First-quarter same-store sales — a key gauge of a retailer’s success — rose 2.5%, trailing estimates of 4.3% compiled by Consensus Metrix. However, the company said without a calendar shift this growth metric would have been 330 basis points higher. First-quarter earnings per share rose to $2.27, topping projections of $2.18.
Homeowners often spend more when home prices are rising because they increasingly view their properties as an investment. This trend has been in place since the recession, offering Home Depot a big boost, but there have been signs that the market is cooling off.
On May 21, the company said the current housing backdrop led it to reaffirm its guidance for fiscal 2019. All the rain in February hurt the company’s performance, but “those sales are coming back as the weather improves,” Chief Financial Officer Carol Tome said on a call with analysts. Falling lumber prices also weighed on sales.

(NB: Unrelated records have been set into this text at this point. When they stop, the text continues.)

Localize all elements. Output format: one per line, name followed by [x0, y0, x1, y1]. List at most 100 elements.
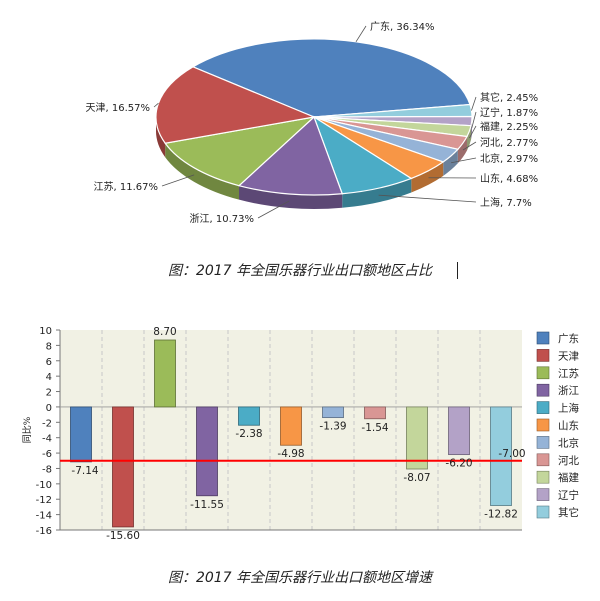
- pie-side-7: [342, 178, 412, 208]
- legend-label-0: 广东: [558, 332, 579, 345]
- pie-label-3: 福建, 2.25%: [480, 120, 538, 133]
- pie-slices: [155, 38, 473, 196]
- bar-value-label-5: -4.98: [277, 448, 304, 460]
- legend-swatch-3: [536, 383, 550, 397]
- bar-value-label-9: -6.20: [445, 458, 472, 470]
- legend-label-10: 其它: [558, 506, 579, 519]
- legend-swatch-2: [536, 366, 550, 380]
- bar-value-label-1: -15.60: [106, 530, 140, 542]
- bar-5: [280, 406, 302, 446]
- bar-9: [448, 406, 470, 456]
- pie-label-7: 上海, 7.7%: [480, 196, 532, 209]
- pie-label-1: 其它, 2.45%: [480, 91, 538, 104]
- pie-label-10: 天津, 16.57%: [86, 102, 151, 114]
- bar-7: [364, 406, 386, 420]
- bar-3: [196, 406, 218, 497]
- y-tick-label-4: 2: [46, 388, 52, 399]
- pie-leader-line-4: [462, 141, 477, 151]
- pie-leader-line-7: [378, 194, 477, 203]
- bar-value-label-6: -1.39: [319, 421, 346, 433]
- pie-chart: 广东, 36.34% 其它, 2.45% 辽宁, 1.87%福建, 2.25% 河北,…: [86, 20, 539, 225]
- pie-leader-line-8: [257, 200, 290, 219]
- legend-label-4: 上海: [558, 402, 579, 415]
- y-tick-label-9: -8: [42, 464, 52, 475]
- pie-slice-9: [164, 116, 316, 187]
- legend-label-1: 天津: [558, 350, 579, 362]
- legend-label-8: 福建: [558, 471, 579, 484]
- bar-value-label-0: -7.14: [71, 465, 98, 477]
- pie-side-3: [466, 125, 472, 151]
- y-tick-label-3: 4: [46, 372, 52, 383]
- legend-swatch-8: [536, 470, 550, 484]
- bar-0: [70, 406, 92, 463]
- grid: [101, 330, 481, 530]
- bar-chart: 10 8 6 4 2 0 -2 -4 -6 -8 -10 -12 -14 -16 同比% -7.14 -15.6…: [21, 326, 579, 542]
- pie-slice-0: [191, 38, 471, 118]
- legend-label-5: 山东: [558, 419, 579, 432]
- pie-side-9: [165, 143, 240, 200]
- reference-line-label: -7.00: [498, 448, 525, 460]
- pie-label-9: 江苏, 11.67%: [94, 180, 159, 193]
- bar-value-label-3: -11.55: [190, 499, 224, 511]
- bar-10: [490, 406, 512, 506]
- pie-label-2: 辽宁, 1.87%: [480, 106, 538, 119]
- pie-side-10: [156, 117, 166, 158]
- y-axis-label: 同比%: [21, 416, 33, 443]
- bar-value-label-7: -1.54: [361, 422, 388, 434]
- legend-label-6: 北京: [558, 436, 579, 449]
- legend-swatch-5: [536, 418, 550, 432]
- pie-label-0: 广东, 36.34%: [370, 20, 435, 33]
- legend-swatch-7: [536, 453, 550, 467]
- legend-swatch-6: [536, 436, 550, 449]
- y-tick-label-11: -12: [36, 495, 52, 506]
- bars: [70, 339, 512, 528]
- text-cursor: [457, 262, 458, 279]
- legend-swatch-0: [536, 331, 550, 345]
- y-ticks: 10 8 6 4 2 0 -2 -4 -6 -8 -10 -12 -14 -16: [36, 326, 60, 537]
- pie-label-5: 北京, 2.97%: [480, 152, 538, 165]
- y-tick-label-7: -4: [42, 434, 52, 445]
- legend-label-9: 辽宁: [558, 489, 579, 502]
- bar-value-label-8: -8.07: [403, 472, 430, 484]
- legend-swatch-4: [536, 401, 550, 414]
- pie-leader-line-0: [355, 25, 367, 43]
- pie-leader-line-3: [469, 125, 477, 139]
- legend-label-3: 浙江: [558, 385, 579, 397]
- bar-2: [154, 339, 176, 408]
- legend-label-2: 江苏: [558, 367, 579, 380]
- y-tick-label-13: -16: [36, 526, 52, 537]
- y-tick-label-5: 0: [46, 403, 52, 414]
- y-tick-label-10: -10: [36, 480, 52, 491]
- bar-caption: 图：2017 年全国乐器行业出口额地区增速: [167, 570, 433, 586]
- bar-1: [112, 406, 134, 528]
- pie-caption: 图：2017 年全国乐器行业出口额地区占比: [167, 263, 433, 279]
- pie-leader-line-1: [471, 96, 477, 111]
- bar-value-label-10: -12.82: [484, 509, 518, 521]
- pie-leader-line-9: [161, 174, 195, 187]
- bar-6: [322, 406, 344, 419]
- legend-label-7: 河北: [558, 455, 579, 467]
- bar-value-labels: -7.14 -15.60 8.70 -11.55 -2.38 -4.98 -1.39 -1.5…: [71, 326, 518, 542]
- y-tick-label-6: -2: [42, 418, 52, 429]
- y-tick-label-2: 6: [46, 357, 52, 368]
- pie-slice-8: [237, 115, 344, 196]
- pie-leader-line-5: [451, 157, 477, 164]
- pie-label-8: 浙江, 10.73%: [190, 213, 255, 225]
- bar-value-label-2: 8.70: [153, 326, 176, 338]
- pie-leader-line-2: [471, 111, 477, 129]
- y-tick-label-0: 10: [39, 326, 52, 337]
- legend-swatch-9: [536, 488, 550, 501]
- y-tick-label-1: 8: [46, 341, 52, 352]
- bar-value-label-4: -2.38: [235, 428, 262, 440]
- bar-8: [406, 406, 428, 470]
- y-tick-label-8: -6: [42, 449, 52, 460]
- pie-side-5: [443, 149, 458, 176]
- legend-swatch-10: [536, 505, 550, 519]
- legend-swatch-1: [536, 349, 550, 362]
- pie-label-4: 河北, 2.77%: [480, 137, 538, 149]
- pie-label-6: 山东, 4.68%: [480, 172, 538, 185]
- pie-labels: 广东, 36.34% 其它, 2.45% 辽宁, 1.87%福建, 2.25% 河北,…: [86, 20, 539, 225]
- bar-4: [238, 406, 260, 426]
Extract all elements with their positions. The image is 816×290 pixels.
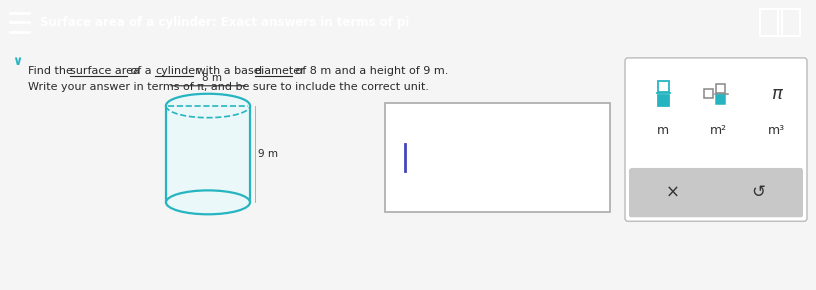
Text: m: m	[657, 124, 669, 137]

The company said a popular piece of wood is being sold for more than 50% less than it was a year ago. If this deflation continues, it may reduce full-year revenue by $800 million, according to the chain. Same-store sales were dampened because of a quirk in the fiscal-year calendar, the company said. In accounting terms, last year contained 53 weeks, and this year has 52. Total revenue rose 5.7% to $26.4 billion, meeting the average estimate.